Contents
Configure AD/LDAP integration
Administrators can bulk import MS Active Directory / LDAP group members as users in Device42, and can assign permissions in bulk using local Device42 groups as described below. To begin, first configure your Active Directory Domain or LDAP settings.
The Active Directory/LDAP settings screen can be reached from the Device42 main menu, Tools > Settings > Active Directory Settings. To add users from AD, you must first configure the AD settings. Do this by clicking the “Add Active Directory/LDAP Settings” button, pictured above, and fill out the settings accordingly for your AD or LDAP server:
Add a user or group member (or user) list via AD
Once you have created Active Directory Settings in Device42, you can use the DN for the group (and a valid login) to get the list of all the members (see example below) in that group.
From this screen, simply click the “Add Active Directory Admin” button (highlighted above). Currently the sync only works for members in the AD group itself. Group members that require recursive traversal of sub-groups are not synced.
You can save a group DN properties – and it makes it easier to add new users that you add to that AD group. Just choose the saved DN group as described below and add new users.
Choose members and groups(for permission)
In the above screen shot, the Users are the list of AD users that were displayed as a result of the choices on the prior screen. The Groups are not AD groups. They are Device42 groups.
-
Under Users:, select the Users that you want to add as Device42 administrators, and move them to the right side of the Users dialog.

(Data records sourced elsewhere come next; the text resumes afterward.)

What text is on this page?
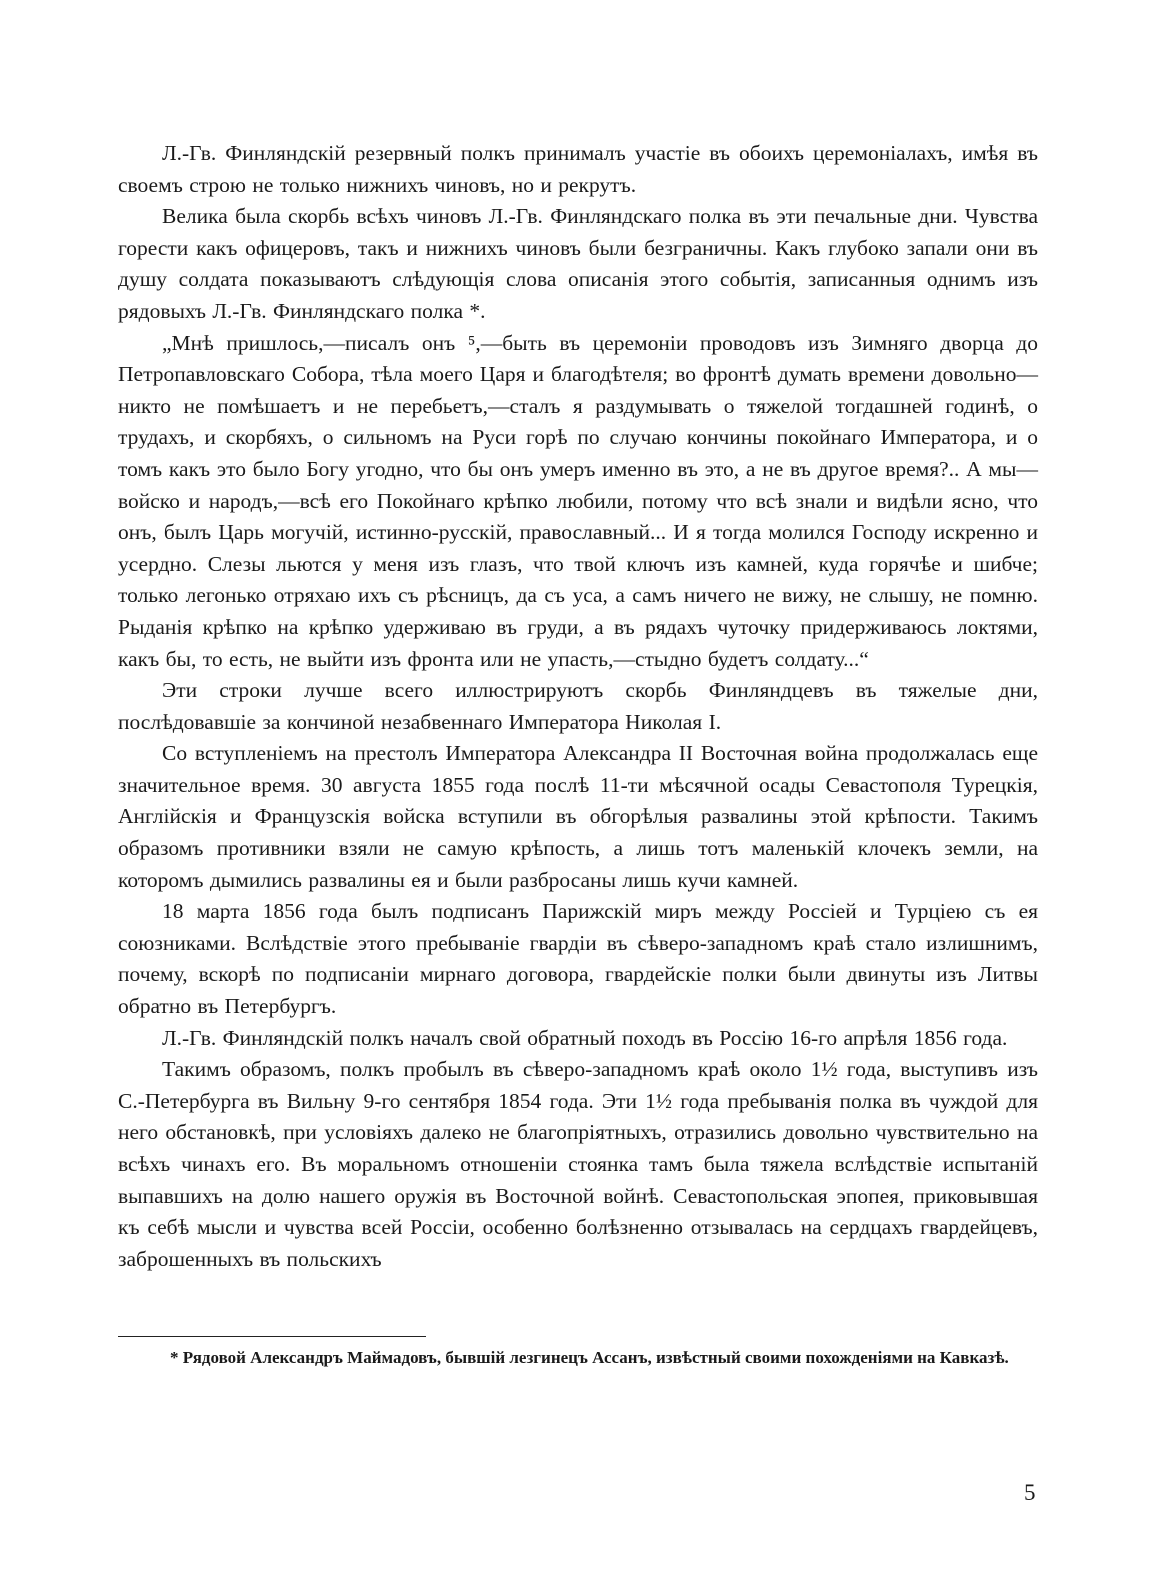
Л.-Гв. Финляндскій резервный полкъ принималъ участіе въ обоихъ церемоніалахъ, имѣя въ своемъ строю не только нижнихъ чиновъ, но и рекрутъ.

Велика была скорбь всѣхъ чиновъ Л.-Гв. Финляндскаго полка въ эти печальные дни. Чувства горести какъ офицеровъ, такъ и нижнихъ чиновъ были безграничны. Какъ глубоко запали они въ душу солдата показываютъ слѣдующія слова описанія этого событія, записанныя однимъ изъ рядовыхъ Л.-Гв. Финляндскаго полка *.

„Мнѣ пришлось,—писалъ онъ ⁵,—быть въ церемоніи проводовъ изъ Зимняго дворца до Петропавловскаго Собора, тѣла моего Царя и благодѣтеля; во фронтѣ думать времени довольно—никто не помѣшаетъ и не перебьетъ,—сталъ я раздумывать о тяжелой тогдашней годинѣ, о трудахъ, и скорбяхъ, о сильномъ на Руси горѣ по случаю кончины покойнаго Императора, и о томъ какъ это было Богу угодно, что бы онъ умеръ именно въ это, а не въ другое время?.. А мы—войско и народъ,—всѣ его Покойнаго крѣпко любили, потому что всѣ знали и видѣли ясно, что онъ, былъ Царь могучій, истинно-русскій, православный... И я тогда молился Господу искренно и усердно. Слезы льются у меня изъ глазъ, что твой ключъ изъ камней, куда горячѣе и шибче; только легонько отряхаю ихъ съ рѣсницъ, да съ уса, а самъ ничего не вижу, не слышу, не помню. Рыданія крѣпко на крѣпко удерживаю въ груди, а въ рядахъ чуточку придерживаюсь локтями, какъ бы, то есть, не выйти изъ фронта или не упасть,—стыдно будетъ солдату...“

Эти строки лучше всего иллюстрируютъ скорбь Финляндцевъ въ тяжелые дни, послѣдовавшіе за кончиной незабвеннаго Императора Николая I.

Со вступленіемъ на престолъ Императора Александра II Восточная война продолжалась еще значительное время. 30 августа 1855 года послѣ 11-ти мѣсячной осады Севастополя Турецкія, Англійскія и Французскія войска вступили въ обгорѣлыя развалины этой крѣпости. Такимъ образомъ противники взяли не самую крѣпость, а лишь тотъ маленькій клочекъ земли, на которомъ дымились развалины ея и были разбросаны лишь кучи камней.

18 марта 1856 года былъ подписанъ Парижскій миръ между Россіей и Турціею съ ея союзниками. Вслѣдствіе этого пребываніе гвардіи въ сѣверо-западномъ краѣ стало излишнимъ, почему, вскорѣ по подписаніи мирнаго договора, гвардейскіе полки были двинуты изъ Литвы обратно въ Петербургъ.

Л.-Гв. Финляндскій полкъ началъ свой обратный походъ въ Россію 16-го апрѣля 1856 года.

Такимъ образомъ, полкъ пробылъ въ сѣверо-западномъ краѣ около 1½ года, выступивъ изъ С.-Петербурга въ Вильну 9-го сентября 1854 года. Эти 1½ года пребыванія полка въ чуждой для него обстановкѣ, при условіяхъ далеко не благопріятныхъ, отразились довольно чувствительно на всѣхъ чинахъ его. Въ моральномъ отношеніи стоянка тамъ была тяжела вслѣдствіе испытаній выпавшихъ на долю нашего оружія въ Восточной войнѣ. Севастопольская эпопея, приковывшая къ себѣ мысли и чувства всей Россіи, особенно болѣзненно отзывалась на сердцахъ гвардейцевъ, заброшенныхъ въ польскихъ

* Рядовой Александръ Маймадовъ, бывшій лезгинецъ Ассанъ, извѣстный своими похожденіями на Кавказѣ.

5
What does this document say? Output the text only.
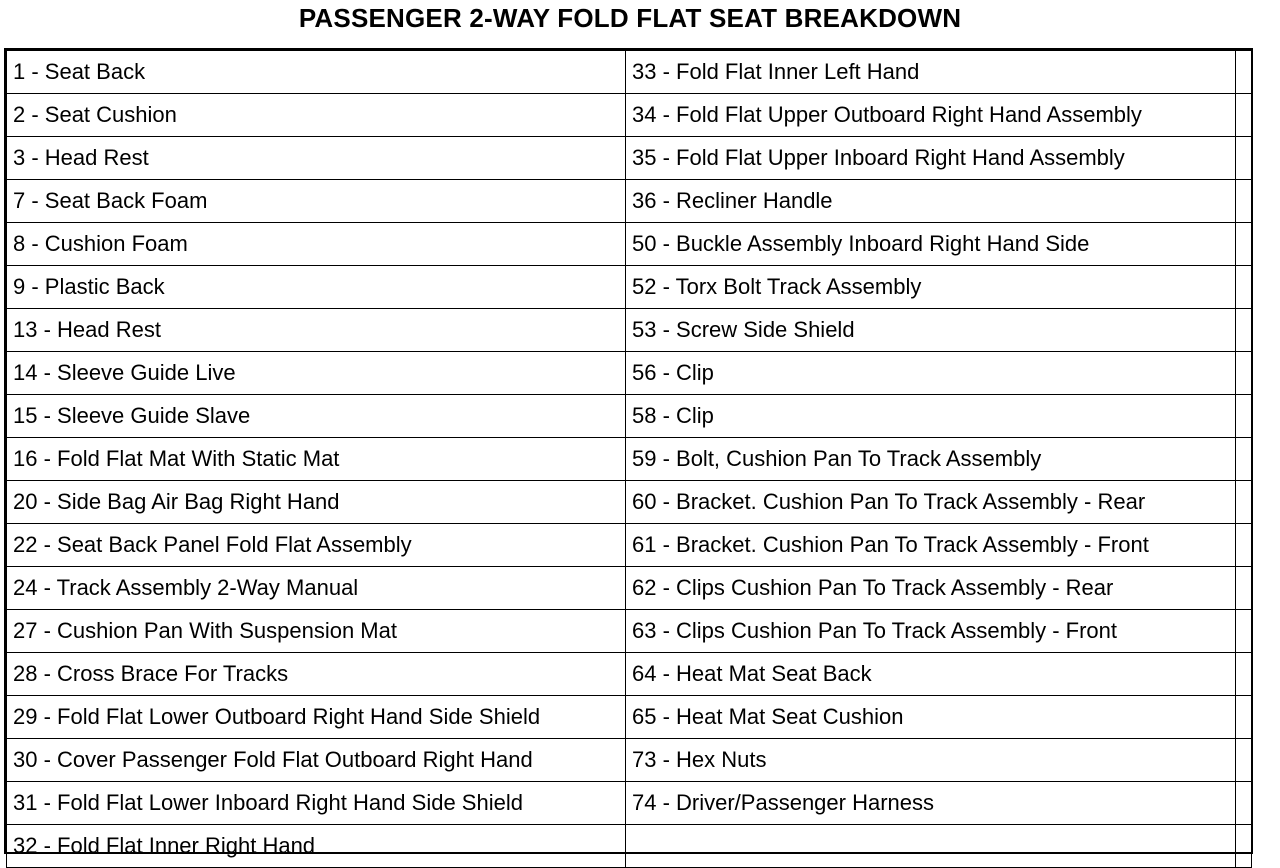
PASSENGER 2-WAY FOLD FLAT SEAT BREAKDOWN
1 - Seat Back	33 - Fold Flat Inner Left Hand	
2 - Seat Cushion	34 - Fold Flat Upper Outboard Right Hand Assembly	
3 - Head Rest	35 - Fold Flat Upper Inboard Right Hand Assembly	
7 - Seat Back Foam	36 - Recliner Handle	
8 - Cushion Foam	50 - Buckle Assembly Inboard Right Hand Side	
9 - Plastic Back	52 - Torx Bolt Track Assembly	
13 - Head Rest	53 - Screw Side Shield	
14 - Sleeve Guide Live	56 - Clip	
15 - Sleeve Guide Slave	58 - Clip	
16 - Fold Flat Mat With Static Mat	59 - Bolt, Cushion Pan To Track Assembly	
20 - Side Bag Air Bag Right Hand	60 - Bracket. Cushion Pan To Track Assembly - Rear	
22 - Seat Back Panel Fold Flat Assembly	61 - Bracket. Cushion Pan To Track Assembly - Front	
24 - Track Assembly 2-Way Manual	62 - Clips Cushion Pan To Track Assembly - Rear	
27 - Cushion Pan With Suspension Mat	63 - Clips Cushion Pan To Track Assembly - Front	
28 - Cross Brace For Tracks	64 - Heat Mat Seat Back	
29 - Fold Flat Lower Outboard Right Hand Side Shield	65 - Heat Mat Seat Cushion	
30 - Cover Passenger Fold Flat Outboard Right Hand	73 - Hex Nuts	
31 - Fold Flat Lower Inboard Right Hand Side Shield	74 - Driver/Passenger Harness	
32 - Fold Flat Inner Right Hand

Next, under Groups:, select one or more Device42 groups for these users and move them to the right side of the Groups dialog.
-
Click the “Add…” button, the selected users will become Device42 administrators and will receive the permissions of the selected groups.
Please note that all Device42 users are termed “administrators”. There are no end users of Device42. The only “end users” that are defined in Device42 are users (or owners) of assets inventoried in Device42.
Example – Finding your Group DN in Active Directory
The following example demonstrates finding a group in Active directory. The group DN is: cn=D42ReadOnly,cn=Users,dc=device42,dc=pvt (in this example, group name D42ReadOnly is in the Container named Users).
Under the group properties with “advanced features” enabled in Active Directory Users and Computers – you can go to attribute editor and copy the distinguishedName as shown in the image above.